“Just head out to Paarl, I am sure there are signs for Paarl Rock…”
It was with these words that my running partner – let’s call him “Mike” – and I set off for the third race in the Cape Winter Trail Series, with the type of foolhardiness that has been getting the two of us lost for over a decade. During runs and on the way to runs.
As Mike was driving us, I had expected him to have downloaded the map to the event. As I was the one who told him about the race, he had expected me to produce directions upon arrival. Clearly we each gave one another too much credit.
Thankfully, another mate, Chad Mehuizen – running for Alzheimer’s SA (you can follow him on Twitter HERE) – was more organised and with his help we made it to Paarl Rock Nature Reserve with about 15 minutes to spare. Mike and I scrambled out of the car, pulling on shoes and heart-rate monitors as our fellow competitors went through their final warm-ups…
My warm-up was a sprint to the toilet – nerves – while Mike bolted to the registration desk.
Incredibly, while Mike probably came out to Paarl with everything from a medical aid kit to a space blanket (he is a little paranoid, old Mike), he did not actually know whether or not he was supposed to register for the race on Saturday or on the day.
Thankfully, it was on the day of the race.
By the time the two of us lined up alongside Chad, there was one minute remaining to get our bearings, reset our watches and share a quick joke before the 400-plus runners sped out of the start chute.
You would think that after two years of running in these events I would be more organised, but alas if there was a prototype for a “disorganised runner”, it would be me. Mike, of course, would come a close second.
Chad, who had been at pains to tell us that his legs were not made for running, shot out the blocks like a gazelle as Mike and I kept to our initial game plan of “slow-and-steady may not win the race, but at least it will get us to the finish line in one piece”.
I never said it was a good plan…
After about 700m, the first climb came into view and it was a doozy. Any thoughts about running that monster were scuppered immediately – thankfully – with a logjam created due to the single-track forcing everyone to hike as opposed to bolt up the mountain.
But then considering the only people who could actually run up the climb had already done so, I don’t think many of us were complaining. Once we got to the top of that rather brutal little hike, we got stuck into the first half of the course, a sometimes brutal route – with some big climbs – that was not helped by the gale-force winds that seemed to be toying with us around every corner…
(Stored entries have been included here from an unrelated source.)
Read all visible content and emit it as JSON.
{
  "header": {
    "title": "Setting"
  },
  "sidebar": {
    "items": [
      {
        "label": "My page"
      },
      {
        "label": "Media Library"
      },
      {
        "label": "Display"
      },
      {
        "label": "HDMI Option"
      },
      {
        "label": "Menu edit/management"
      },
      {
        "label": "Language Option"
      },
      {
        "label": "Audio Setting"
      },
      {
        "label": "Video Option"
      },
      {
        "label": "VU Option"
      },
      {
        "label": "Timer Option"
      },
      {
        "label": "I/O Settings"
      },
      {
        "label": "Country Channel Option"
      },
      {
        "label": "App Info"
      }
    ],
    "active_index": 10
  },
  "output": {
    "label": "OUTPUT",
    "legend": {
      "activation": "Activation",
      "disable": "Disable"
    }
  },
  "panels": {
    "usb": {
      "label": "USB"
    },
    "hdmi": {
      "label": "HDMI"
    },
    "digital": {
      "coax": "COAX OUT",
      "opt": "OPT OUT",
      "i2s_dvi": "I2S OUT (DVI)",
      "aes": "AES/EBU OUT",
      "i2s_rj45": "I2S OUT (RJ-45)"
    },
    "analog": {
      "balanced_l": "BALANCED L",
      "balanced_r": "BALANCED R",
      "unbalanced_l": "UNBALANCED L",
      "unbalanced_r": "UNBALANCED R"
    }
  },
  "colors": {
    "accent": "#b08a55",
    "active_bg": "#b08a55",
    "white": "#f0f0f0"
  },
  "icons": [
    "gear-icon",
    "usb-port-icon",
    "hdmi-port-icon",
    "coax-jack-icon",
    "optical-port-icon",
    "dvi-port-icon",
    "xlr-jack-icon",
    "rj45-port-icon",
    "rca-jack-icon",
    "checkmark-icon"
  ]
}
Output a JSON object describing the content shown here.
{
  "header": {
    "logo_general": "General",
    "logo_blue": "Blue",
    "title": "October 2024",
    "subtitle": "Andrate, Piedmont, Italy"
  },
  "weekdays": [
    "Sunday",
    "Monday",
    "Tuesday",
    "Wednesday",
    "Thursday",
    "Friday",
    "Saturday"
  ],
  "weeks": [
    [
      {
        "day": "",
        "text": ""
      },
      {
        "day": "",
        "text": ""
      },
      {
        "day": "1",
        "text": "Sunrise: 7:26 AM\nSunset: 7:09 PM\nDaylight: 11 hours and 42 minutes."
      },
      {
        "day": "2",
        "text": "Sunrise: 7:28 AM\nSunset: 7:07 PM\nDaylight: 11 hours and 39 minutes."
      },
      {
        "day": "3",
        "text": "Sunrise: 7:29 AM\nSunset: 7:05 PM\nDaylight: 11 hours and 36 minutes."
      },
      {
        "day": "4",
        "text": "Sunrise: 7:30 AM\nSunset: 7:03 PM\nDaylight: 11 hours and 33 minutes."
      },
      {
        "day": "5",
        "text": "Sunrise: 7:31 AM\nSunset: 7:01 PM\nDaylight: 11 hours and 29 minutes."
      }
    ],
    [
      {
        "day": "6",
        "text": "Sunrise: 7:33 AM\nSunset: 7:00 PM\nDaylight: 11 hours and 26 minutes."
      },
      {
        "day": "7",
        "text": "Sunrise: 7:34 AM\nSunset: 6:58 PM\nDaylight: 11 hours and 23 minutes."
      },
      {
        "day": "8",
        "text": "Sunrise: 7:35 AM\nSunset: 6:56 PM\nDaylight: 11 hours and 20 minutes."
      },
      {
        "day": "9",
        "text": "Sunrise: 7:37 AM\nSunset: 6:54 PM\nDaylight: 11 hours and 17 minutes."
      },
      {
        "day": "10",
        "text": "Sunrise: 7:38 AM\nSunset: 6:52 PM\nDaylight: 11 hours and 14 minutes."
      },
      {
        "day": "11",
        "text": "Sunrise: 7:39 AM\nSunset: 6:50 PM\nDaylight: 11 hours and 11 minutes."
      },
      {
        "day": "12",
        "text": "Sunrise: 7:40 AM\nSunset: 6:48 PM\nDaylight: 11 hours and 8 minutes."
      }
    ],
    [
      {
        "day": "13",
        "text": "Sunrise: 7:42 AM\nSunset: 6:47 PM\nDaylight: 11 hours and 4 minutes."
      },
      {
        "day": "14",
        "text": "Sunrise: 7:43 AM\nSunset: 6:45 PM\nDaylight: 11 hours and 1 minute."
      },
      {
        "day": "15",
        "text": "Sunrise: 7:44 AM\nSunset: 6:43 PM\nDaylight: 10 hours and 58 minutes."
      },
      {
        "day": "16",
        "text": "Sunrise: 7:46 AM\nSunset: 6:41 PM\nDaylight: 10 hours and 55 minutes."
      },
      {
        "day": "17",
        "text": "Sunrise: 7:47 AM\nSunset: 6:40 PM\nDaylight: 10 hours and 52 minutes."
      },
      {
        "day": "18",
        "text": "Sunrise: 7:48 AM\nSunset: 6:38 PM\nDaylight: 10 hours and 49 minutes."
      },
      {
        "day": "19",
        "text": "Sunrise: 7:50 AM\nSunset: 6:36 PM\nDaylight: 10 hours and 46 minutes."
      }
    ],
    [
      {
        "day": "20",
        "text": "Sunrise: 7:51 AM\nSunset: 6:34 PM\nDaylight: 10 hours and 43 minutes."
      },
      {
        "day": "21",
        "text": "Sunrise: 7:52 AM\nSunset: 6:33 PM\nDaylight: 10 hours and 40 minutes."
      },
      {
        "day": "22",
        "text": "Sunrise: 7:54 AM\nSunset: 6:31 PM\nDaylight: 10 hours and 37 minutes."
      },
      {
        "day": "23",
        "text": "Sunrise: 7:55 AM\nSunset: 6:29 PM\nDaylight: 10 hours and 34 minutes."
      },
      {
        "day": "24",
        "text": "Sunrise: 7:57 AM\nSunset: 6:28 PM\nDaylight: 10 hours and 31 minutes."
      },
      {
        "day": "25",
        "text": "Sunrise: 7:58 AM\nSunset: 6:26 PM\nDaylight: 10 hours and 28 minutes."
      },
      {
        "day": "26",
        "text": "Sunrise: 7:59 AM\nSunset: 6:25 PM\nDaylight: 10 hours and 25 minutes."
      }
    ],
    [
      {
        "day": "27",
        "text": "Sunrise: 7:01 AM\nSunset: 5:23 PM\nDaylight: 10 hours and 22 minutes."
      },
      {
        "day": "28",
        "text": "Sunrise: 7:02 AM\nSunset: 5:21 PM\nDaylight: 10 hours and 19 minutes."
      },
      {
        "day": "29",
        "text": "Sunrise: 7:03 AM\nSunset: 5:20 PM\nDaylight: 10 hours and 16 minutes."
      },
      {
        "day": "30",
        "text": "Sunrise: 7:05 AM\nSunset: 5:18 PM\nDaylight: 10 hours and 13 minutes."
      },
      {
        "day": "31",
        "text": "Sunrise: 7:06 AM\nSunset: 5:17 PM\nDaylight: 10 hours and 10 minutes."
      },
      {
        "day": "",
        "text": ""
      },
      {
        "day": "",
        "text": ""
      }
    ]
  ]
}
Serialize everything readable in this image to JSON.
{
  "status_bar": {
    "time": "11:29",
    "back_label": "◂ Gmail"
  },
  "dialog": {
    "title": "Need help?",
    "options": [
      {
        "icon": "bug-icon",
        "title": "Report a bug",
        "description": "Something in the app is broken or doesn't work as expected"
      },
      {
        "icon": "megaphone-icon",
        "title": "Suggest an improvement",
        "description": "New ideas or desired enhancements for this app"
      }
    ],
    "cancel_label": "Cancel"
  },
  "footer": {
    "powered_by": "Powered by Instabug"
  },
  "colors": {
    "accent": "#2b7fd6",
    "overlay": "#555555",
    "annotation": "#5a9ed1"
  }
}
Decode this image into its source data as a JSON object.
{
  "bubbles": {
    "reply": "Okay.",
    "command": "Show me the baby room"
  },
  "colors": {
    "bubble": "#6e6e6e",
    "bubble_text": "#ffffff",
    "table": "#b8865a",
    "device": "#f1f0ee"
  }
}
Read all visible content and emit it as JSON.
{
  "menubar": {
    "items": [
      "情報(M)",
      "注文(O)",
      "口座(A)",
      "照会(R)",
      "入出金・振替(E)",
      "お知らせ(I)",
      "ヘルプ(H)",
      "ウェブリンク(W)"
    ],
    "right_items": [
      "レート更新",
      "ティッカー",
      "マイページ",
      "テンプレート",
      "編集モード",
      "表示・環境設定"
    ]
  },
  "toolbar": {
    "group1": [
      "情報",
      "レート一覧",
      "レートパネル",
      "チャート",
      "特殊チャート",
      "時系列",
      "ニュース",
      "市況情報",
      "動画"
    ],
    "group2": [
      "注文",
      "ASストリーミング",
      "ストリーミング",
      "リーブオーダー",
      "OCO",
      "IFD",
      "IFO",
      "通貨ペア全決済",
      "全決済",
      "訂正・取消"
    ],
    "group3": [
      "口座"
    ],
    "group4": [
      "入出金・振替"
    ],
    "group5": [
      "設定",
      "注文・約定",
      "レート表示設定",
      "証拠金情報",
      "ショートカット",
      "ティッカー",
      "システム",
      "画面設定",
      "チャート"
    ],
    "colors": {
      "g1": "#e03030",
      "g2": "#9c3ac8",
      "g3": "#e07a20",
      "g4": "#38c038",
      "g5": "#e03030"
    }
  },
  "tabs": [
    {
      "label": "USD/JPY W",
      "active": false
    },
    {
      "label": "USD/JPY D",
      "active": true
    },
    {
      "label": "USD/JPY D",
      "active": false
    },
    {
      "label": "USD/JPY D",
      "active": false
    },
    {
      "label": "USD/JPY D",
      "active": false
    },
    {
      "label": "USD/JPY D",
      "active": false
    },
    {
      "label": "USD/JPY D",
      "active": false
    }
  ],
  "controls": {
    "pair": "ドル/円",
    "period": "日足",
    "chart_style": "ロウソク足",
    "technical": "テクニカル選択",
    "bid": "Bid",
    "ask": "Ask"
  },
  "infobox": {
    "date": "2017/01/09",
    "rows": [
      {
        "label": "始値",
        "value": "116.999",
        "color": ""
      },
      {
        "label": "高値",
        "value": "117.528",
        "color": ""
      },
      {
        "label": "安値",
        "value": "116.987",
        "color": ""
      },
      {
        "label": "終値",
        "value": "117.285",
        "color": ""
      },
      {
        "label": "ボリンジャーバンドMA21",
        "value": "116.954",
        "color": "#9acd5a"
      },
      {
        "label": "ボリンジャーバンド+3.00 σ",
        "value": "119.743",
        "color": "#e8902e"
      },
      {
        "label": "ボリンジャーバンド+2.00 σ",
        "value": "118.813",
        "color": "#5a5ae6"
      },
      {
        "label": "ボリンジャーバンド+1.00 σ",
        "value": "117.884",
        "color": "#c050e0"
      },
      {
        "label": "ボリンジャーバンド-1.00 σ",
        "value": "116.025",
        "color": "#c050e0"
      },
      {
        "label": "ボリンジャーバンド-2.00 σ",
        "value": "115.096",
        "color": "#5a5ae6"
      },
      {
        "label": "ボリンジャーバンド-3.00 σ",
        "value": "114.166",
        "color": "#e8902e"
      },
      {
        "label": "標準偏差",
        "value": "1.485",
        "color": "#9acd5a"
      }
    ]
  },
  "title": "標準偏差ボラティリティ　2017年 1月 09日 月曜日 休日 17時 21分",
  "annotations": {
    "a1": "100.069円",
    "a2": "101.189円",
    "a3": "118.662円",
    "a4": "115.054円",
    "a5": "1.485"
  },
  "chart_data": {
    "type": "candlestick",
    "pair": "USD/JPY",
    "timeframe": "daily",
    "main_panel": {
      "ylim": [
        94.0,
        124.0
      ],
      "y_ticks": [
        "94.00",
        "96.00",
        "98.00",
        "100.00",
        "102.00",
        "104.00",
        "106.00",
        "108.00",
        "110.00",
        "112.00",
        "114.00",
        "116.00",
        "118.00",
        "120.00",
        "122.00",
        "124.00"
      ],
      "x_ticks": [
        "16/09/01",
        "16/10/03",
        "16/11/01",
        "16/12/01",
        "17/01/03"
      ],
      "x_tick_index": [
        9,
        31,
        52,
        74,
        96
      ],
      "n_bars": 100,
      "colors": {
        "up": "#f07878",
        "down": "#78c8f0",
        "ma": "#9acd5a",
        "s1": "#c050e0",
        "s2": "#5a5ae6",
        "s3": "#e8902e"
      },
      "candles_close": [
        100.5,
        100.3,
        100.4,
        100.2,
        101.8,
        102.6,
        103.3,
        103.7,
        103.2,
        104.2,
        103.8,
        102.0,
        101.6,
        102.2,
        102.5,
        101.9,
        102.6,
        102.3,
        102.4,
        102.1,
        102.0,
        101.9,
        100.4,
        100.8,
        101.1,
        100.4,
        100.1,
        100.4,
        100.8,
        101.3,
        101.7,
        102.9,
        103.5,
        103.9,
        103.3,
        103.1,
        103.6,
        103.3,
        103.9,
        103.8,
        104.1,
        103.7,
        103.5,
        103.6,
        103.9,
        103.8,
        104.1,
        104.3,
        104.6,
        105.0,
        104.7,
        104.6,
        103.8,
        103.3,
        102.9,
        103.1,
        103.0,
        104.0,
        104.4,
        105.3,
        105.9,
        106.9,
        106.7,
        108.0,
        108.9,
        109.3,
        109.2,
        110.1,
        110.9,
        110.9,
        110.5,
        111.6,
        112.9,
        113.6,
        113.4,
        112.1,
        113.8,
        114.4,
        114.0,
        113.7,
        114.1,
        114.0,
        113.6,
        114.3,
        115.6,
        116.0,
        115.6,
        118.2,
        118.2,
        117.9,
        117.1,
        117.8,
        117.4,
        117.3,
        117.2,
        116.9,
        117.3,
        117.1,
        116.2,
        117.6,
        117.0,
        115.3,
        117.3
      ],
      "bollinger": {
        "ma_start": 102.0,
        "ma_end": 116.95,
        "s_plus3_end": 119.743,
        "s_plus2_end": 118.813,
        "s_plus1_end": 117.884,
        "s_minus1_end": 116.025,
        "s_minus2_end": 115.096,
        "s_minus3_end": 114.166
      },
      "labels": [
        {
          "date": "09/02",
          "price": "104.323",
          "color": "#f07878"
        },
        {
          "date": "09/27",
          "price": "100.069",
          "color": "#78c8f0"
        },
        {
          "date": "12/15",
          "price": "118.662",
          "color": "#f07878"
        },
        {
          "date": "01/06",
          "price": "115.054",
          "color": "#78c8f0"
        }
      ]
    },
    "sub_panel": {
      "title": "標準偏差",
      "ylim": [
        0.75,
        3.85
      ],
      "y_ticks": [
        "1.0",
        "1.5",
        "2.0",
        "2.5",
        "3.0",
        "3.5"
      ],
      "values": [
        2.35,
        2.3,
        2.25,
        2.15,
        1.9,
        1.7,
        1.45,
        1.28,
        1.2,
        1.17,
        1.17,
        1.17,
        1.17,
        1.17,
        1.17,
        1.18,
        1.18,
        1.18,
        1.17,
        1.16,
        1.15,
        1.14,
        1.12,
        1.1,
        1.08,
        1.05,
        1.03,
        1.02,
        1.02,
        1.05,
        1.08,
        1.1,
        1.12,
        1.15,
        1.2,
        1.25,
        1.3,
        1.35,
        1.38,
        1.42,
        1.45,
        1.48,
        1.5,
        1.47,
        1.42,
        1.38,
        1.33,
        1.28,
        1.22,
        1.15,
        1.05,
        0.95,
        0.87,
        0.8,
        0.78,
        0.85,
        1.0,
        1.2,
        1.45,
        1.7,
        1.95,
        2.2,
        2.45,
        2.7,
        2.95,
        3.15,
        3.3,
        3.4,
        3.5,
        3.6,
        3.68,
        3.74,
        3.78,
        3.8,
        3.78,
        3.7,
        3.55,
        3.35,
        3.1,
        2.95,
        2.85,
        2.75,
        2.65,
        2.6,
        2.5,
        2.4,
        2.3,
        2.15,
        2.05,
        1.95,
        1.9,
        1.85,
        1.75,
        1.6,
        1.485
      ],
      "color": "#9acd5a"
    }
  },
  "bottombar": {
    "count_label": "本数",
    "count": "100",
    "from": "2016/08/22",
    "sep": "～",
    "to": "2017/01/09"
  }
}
The wind did not help one poor chap behind us when he was seemingly pushed into some loose rocks and came a cropper on a downhill. Mike failed to offer him his medical aid kit, so maybe I was being presumptuous in assuming he brought it along.
Stairway to heaven…
Mike and I had agreed to stick together throughout the run, but knowing that he is stronger than me, particularly up the hills, I soon picked up that he was waiting for me on the climbs. It was at the 9km mark that I suggested he should push on if I fall behind, mumbling something about how I would catch up on the descent if he got too far ahead…
That was the last time we ran alongside each other.
But Mike had already ensured that I was running a better race than the first in the series. He generally manages to get the best out of me, so despite him pushing off, I was on my way to a good run. The fact that the second half of the route was easier than the first allowed me to soak in the environment around me.
“Incredible” does not do the scenery in the Paarl Rock Nature Reserve justice. Wide jeep track, interspersed with some single-track and large, imposing rock, creates an almost magical landscape for those of us lucky enough to run/walk/hike the route.
Winding your way down the jeep track, you are rewarded with the back-side of Paarl Rock, a sight that immediately lifts you for the remainder of the run, and fortunately it comes before what race director Owen Middleton describes as the “stairway to heaven” – a stairway that winds its way up to the top of the mountain and sets up the final descent of the race.
It’s a sting in the tail, coming shortly after the 10km mark, and while I started by running up the steps, by the time I was half-way up, I was shambling forward, my ragged breath thick in my ears…
The final 3.5km, of course, were just reward and flew by as I found some gas in the tank. I surged across the line to find Mike waiting with a grin on his face. We both agreed that in the final race – in Kleinmond in two weeks time – we needed to go out harder… and perhaps arrive a little earlier.